Para trazar una recta basta con señalar dos puntos.


En 1920 como recuerda Ehrenburg, la Cheká le planteó así la cuestión: «Demuestre usted que no es un agente de Wrangel».


En 1950, uno de los más destacados coroneles del MGB, Fomá Fomich Zhelézov declaraba a los presos: «No vamos a perder el tiempo en demostrar su culpabilidad (de un acusado). Que sea élquien nos demuestre a nosotros que no tenía intenciones hostiles».


En esta recta, trazada por la tosca mano de un caníbal, se alinean las incontables memorias de millones de personas.

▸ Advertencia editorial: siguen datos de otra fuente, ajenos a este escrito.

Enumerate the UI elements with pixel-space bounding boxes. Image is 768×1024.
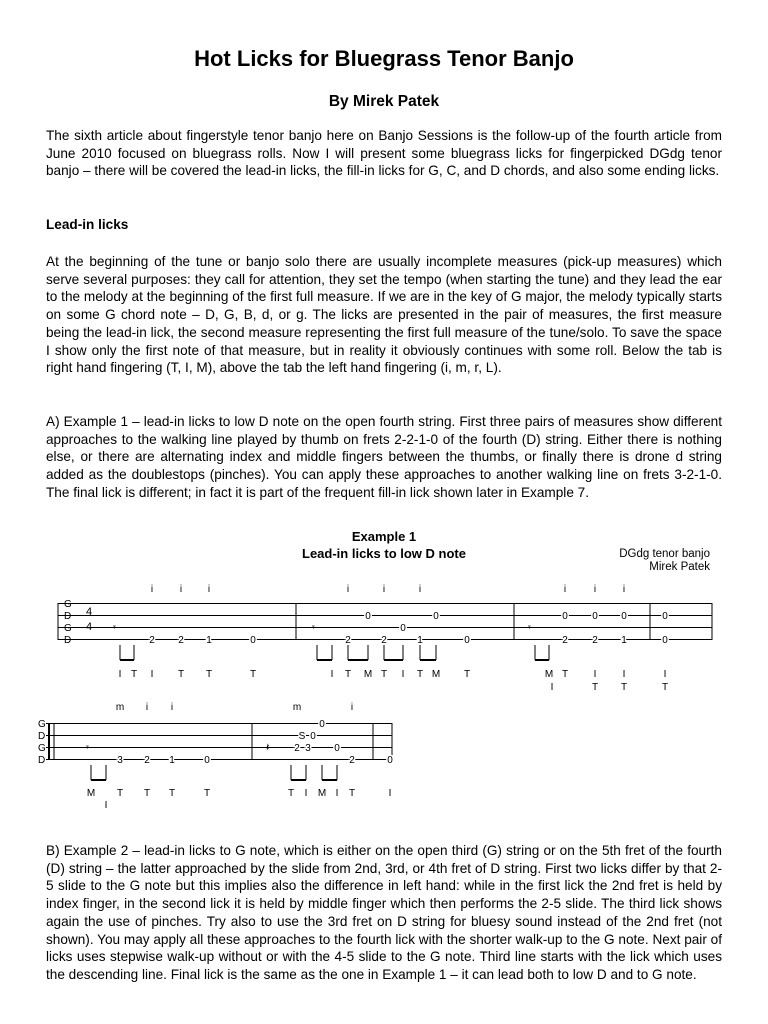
svg-text:i: i — [145, 702, 149, 713]
svg-text:2: 2 — [562, 635, 568, 646]
svg-text:0: 0 — [662, 635, 668, 646]
article-title: Hot Licks for Bluegrass Tenor Banjo — [194, 46, 574, 71]
svg-text:I: I — [593, 669, 597, 680]
svg-text:T: T — [591, 682, 599, 693]
svg-text:2: 2 — [149, 635, 155, 646]
time-sig-bottom: 4 — [86, 621, 93, 633]
svg-text:0: 0 — [319, 719, 325, 730]
svg-text:0: 0 — [464, 635, 470, 646]
svg-text:T: T — [143, 788, 151, 799]
svg-text:T: T — [620, 682, 628, 693]
svg-text:i: i — [593, 584, 597, 595]
section-heading: Lead-in licks — [46, 217, 129, 232]
intro-paragraph: The sixth article about fingerstyle tenor banjo here on Banjo Sessions is the follow-up of the fourth article from June 2010 focused on bluegrass rolls. Now I will present some bluegrass licks for fingerpicked DGdg tenor banjo – there will be covered the lead-in licks, the fill-in licks for G, C, and D chords, and also some ending licks. — [46, 128, 722, 179]
svg-text:2: 2 — [294, 743, 300, 754]
svg-text:I: I — [104, 800, 108, 811]
svg-text:T: T — [130, 669, 138, 680]
svg-text:T: T — [661, 682, 669, 693]
tab-staff-2 — [46, 723, 392, 760]
svg-text:i: i — [418, 584, 422, 595]
svg-text:I: I — [401, 669, 405, 680]
svg-text:I: I — [304, 788, 308, 799]
svg-text:T: T — [203, 788, 211, 799]
svg-text:3: 3 — [305, 743, 311, 754]
svg-text:2: 2 — [381, 635, 387, 646]
svg-text:𝄾: 𝄾 — [312, 622, 315, 634]
svg-text:m: m — [115, 702, 125, 713]
svg-text:T: T — [287, 788, 295, 799]
svg-text:T: T — [380, 669, 388, 680]
svg-text:M: M — [431, 669, 441, 680]
svg-text:S: S — [298, 731, 306, 742]
time-signature — [86, 606, 92, 633]
svg-text:i: i — [622, 584, 626, 595]
svg-text:m: m — [292, 702, 302, 713]
string-name: D — [64, 635, 72, 646]
svg-text:2: 2 — [345, 635, 351, 646]
svg-text:i: i — [563, 584, 567, 595]
leadin-paragraph: At the beginning of the tune or banjo solo there are usually incomplete measures (pick-up measures) which serve several purposes: they call for attention, they set the tempo (when starting the tune) and they lead the ear to the melody at the beginning of the first full measure. If we are in the key of G major, the melody typically starts on some G chord note – D, G, B, d, or g. The licks are presented in the pair of measures, the first measure being the lead-in lick, the second measure representing the first full measure of the tune/solo. To save the space I show only the first note of that measure, but in reality it obviously continues with some roll. Below the tab is right hand fingering (T, I, M), above the tab the left hand fingering (i, m, r, L). — [46, 254, 722, 376]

¡Qué simplificación y aceleración de la instrucción sumarial, desconocidas por la Humanidad hasta entonces! ¡Los Órganos se habían sacado de encima el engorro de hallar pruebas! ¡El borrego atrapado, tembloroso y pálido, sin derecho a escribir a nadie, a telefonear a nadie, a traer nada consigo, privado de sueño, de comida, de papel, de lápiz e incluso de botones, sentado en un simple taburete en un rincón del despacho, debía buscar y exponer al haragán del juez instructor pruebas de que no tenía intenciones hostiles! ¡Y si no las encontraba (¿de dónde podría sacarlas?) aportaba con ello al sumario pruebas aproximadasde su culpabilidad!